Reynard also progresses in his stance against the Klan. He begins with a warning to the town that they need to mend the rents that the Klan has caused in the town, recognizing that his insistence on “neutrality” caused him to ignore how quickly they could “work their fingers into the fabric of the state” (103). Even after a retaliatory letter from the Klan threatens his life, he optimistically states that the same people who welcomed the Klan will soon ask them to leave. However, it is only after the shooting of Ira that Reynard writes a blistering rebuttal:
persecution is not american.
it is not american to give the power of life and death
to a secret organization.
it is not american to have our citizens judged by
an invisible jury.
it is not american to have bands of night riders
apply the punishments of medieval europe to
freeborn men.
the ku klux klan must go (125).
This poem is significant in many respects. As the owner and editor of the newspaper, Reynard is the public voice of the town. Although the murder attempt is the climax of the novel, this poem is the pivotal to the narrative: From this point on, the townspeople are galvanized against the Klan, and the poem aptly points out the difference between the true justice of America through the courts of law, and the unsanctioned vigilante justice of a racist hate group. The poem employs the use of anaphora, in which a phrase or word is repeated at the beginning of consecutive lines. The repetition of the phrase “it is not american” (125) produces a rhythm similar to a thundering public speech, emphasizing what is and what is not American. The final line, set apart from the rest of the poem, reads like a final judgment. Reynard’s stand is now unequivocal.
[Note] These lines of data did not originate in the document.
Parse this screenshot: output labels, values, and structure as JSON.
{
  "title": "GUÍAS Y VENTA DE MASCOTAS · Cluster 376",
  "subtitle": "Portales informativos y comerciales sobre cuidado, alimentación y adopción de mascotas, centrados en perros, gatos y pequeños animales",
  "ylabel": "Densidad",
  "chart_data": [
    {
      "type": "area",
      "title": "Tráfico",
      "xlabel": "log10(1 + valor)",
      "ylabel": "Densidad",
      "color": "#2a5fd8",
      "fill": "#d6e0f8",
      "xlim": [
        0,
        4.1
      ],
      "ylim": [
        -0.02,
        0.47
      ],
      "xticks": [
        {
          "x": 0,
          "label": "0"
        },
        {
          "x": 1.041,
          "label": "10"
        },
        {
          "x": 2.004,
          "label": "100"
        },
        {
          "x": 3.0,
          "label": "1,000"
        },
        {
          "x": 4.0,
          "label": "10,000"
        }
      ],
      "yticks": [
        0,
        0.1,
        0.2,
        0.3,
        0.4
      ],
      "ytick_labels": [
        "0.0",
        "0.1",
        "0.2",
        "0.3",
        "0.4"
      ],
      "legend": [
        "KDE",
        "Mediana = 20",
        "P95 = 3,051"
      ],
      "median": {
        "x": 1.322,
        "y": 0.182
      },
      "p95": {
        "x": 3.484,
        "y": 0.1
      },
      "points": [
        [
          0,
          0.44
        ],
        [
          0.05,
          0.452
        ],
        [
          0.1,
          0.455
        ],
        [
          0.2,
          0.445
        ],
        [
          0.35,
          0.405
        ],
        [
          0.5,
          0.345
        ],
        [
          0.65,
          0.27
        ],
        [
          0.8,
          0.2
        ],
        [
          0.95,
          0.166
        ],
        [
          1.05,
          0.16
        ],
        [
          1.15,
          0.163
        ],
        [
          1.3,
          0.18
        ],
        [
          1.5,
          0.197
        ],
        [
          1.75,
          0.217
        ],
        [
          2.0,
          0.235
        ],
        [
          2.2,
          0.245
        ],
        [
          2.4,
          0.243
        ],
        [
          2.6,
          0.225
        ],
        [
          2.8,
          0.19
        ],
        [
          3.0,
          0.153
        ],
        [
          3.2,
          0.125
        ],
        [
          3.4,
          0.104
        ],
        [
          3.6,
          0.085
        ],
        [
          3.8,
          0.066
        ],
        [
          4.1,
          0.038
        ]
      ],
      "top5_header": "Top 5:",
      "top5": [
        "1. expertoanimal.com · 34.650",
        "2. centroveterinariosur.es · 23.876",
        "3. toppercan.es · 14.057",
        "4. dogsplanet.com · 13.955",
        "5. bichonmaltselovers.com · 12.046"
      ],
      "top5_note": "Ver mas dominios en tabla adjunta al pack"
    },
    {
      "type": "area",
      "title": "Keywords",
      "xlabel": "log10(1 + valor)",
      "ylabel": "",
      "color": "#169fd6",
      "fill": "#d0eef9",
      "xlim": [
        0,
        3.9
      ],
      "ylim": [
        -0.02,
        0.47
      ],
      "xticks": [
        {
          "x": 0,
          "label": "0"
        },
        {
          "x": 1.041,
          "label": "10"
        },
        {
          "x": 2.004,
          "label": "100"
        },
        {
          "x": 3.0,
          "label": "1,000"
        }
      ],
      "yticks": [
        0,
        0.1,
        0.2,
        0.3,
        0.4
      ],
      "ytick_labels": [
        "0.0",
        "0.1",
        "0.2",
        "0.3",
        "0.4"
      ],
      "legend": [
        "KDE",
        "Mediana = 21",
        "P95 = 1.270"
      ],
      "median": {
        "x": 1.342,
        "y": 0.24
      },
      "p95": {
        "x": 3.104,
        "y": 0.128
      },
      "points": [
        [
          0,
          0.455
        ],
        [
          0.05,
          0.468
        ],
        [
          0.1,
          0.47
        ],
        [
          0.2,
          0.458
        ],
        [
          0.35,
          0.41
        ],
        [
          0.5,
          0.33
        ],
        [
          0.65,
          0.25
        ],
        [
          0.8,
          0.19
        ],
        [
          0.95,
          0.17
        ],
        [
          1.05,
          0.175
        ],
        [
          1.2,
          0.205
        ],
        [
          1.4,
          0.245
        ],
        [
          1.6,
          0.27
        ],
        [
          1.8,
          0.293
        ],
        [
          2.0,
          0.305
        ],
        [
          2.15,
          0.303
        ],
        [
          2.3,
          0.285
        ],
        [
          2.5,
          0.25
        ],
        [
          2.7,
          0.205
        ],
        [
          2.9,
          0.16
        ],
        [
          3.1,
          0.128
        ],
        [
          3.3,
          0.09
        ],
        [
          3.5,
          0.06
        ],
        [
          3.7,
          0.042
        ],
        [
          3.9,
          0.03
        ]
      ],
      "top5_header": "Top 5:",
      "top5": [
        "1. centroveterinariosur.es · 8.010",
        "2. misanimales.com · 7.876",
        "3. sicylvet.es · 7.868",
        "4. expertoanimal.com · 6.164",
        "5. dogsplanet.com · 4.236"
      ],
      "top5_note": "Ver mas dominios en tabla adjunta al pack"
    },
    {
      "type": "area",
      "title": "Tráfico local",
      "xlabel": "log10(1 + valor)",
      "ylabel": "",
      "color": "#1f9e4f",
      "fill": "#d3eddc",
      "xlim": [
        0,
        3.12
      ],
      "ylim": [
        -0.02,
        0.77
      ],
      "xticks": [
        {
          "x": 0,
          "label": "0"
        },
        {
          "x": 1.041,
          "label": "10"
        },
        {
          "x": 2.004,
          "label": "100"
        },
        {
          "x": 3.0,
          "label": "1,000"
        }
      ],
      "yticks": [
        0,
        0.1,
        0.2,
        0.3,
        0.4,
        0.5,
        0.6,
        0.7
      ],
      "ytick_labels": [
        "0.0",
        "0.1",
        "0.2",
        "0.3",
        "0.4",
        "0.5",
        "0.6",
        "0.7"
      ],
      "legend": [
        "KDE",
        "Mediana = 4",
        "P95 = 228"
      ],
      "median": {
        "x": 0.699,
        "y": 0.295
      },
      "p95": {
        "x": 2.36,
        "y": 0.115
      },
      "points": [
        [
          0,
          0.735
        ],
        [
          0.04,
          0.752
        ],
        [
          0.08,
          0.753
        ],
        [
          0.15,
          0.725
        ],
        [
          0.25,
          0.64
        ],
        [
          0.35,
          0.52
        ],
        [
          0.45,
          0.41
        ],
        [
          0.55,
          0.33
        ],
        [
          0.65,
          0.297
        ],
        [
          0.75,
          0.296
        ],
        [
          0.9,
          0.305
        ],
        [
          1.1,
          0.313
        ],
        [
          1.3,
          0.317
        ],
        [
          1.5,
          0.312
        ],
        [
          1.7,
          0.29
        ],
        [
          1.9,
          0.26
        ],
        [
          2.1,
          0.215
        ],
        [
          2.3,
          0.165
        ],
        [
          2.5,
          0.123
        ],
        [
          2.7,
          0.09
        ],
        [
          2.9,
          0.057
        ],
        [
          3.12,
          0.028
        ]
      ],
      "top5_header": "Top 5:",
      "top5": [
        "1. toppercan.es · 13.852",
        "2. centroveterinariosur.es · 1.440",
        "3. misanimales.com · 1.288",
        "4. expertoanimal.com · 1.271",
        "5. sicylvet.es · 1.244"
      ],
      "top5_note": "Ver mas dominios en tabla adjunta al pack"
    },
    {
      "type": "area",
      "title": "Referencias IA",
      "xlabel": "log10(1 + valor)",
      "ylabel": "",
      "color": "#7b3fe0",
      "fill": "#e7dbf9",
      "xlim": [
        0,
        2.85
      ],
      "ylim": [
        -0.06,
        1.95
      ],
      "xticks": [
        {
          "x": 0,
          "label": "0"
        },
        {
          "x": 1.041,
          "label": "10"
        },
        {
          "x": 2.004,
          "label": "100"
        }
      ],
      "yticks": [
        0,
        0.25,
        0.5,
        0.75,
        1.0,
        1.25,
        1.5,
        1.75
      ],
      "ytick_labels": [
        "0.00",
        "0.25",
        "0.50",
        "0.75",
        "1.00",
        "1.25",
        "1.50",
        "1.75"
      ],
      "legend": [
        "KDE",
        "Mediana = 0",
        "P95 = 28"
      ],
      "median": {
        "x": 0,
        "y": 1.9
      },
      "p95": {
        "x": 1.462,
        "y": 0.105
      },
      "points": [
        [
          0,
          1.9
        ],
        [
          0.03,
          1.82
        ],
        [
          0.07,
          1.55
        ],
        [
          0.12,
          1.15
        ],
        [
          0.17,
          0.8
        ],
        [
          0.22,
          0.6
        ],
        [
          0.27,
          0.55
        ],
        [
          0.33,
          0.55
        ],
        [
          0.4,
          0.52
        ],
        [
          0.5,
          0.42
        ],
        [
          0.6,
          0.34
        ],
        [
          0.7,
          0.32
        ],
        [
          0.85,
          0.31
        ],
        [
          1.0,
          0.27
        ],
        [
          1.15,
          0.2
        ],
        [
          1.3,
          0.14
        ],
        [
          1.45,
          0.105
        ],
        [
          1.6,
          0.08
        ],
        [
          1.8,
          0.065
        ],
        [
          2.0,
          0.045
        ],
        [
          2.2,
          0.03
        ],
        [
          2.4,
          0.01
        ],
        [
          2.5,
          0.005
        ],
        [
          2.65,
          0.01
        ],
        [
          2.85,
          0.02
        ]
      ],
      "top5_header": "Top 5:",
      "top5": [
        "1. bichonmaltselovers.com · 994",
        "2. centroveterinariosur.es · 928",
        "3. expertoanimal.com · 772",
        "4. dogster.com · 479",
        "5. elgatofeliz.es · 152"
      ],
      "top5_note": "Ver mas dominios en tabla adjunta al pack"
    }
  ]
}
Esther becomes less oblivious to surrounding danger when her father is shot. Throughout the novel, she uses childlike euphemisms for death: Her mother takes the “train to heaven” (58), the kittens go “far away,” the young man shot in New York “did sleep so still” (17), Bossie the cow has “the living coming out of her” and Jerry the dog goes away for the “long sleep.” However, when her father is shot, she describes accurately that “he has the bad kind of breathings / and all the blood kept / rushing out of my daddy” (117). She sleeps that night fearfully clinging to Sara. The next day, she states that Sara was too afraid to go outside, but the reader might discern that Sara knows Esther needs a distraction, and Sara pretends to be afraid to entice Esther outside to do chores. Esther’s terror is evident; she stays home from school, and she is still dressed in her night clothes when Sara is working outside. Sara’s ploy works, and Esther is happy to see Sara smiling and “chasings off of her afraid / like a big horse, rolling off the itchings” (123).
Johnson is one of the few characters who does not undergo a dramatic change in this Act. He reveals his racism when he complains about having to protect the Black men working at the dam from the Klan, and he even more tellingly states that he will also have to protect them from themselves. Johnson does, at least, show concern for Esther’s mental wellbeing after the shooting, as well as indignation that the shooter could rest after such a heinous act. When he calls in outside help in the form of a detective from Boston, he says that all the town’s dirty secrets are uncovered; even if he is not outright complicit in hiding those secrets, his remarks shows he is at least uninterested in uncovering them during the normal course of his duties. Hiring outside help to solve the crime permits Johnson to avoid pointing the finger at any Klansmen, allowing him to retain his self-protective neutrality.”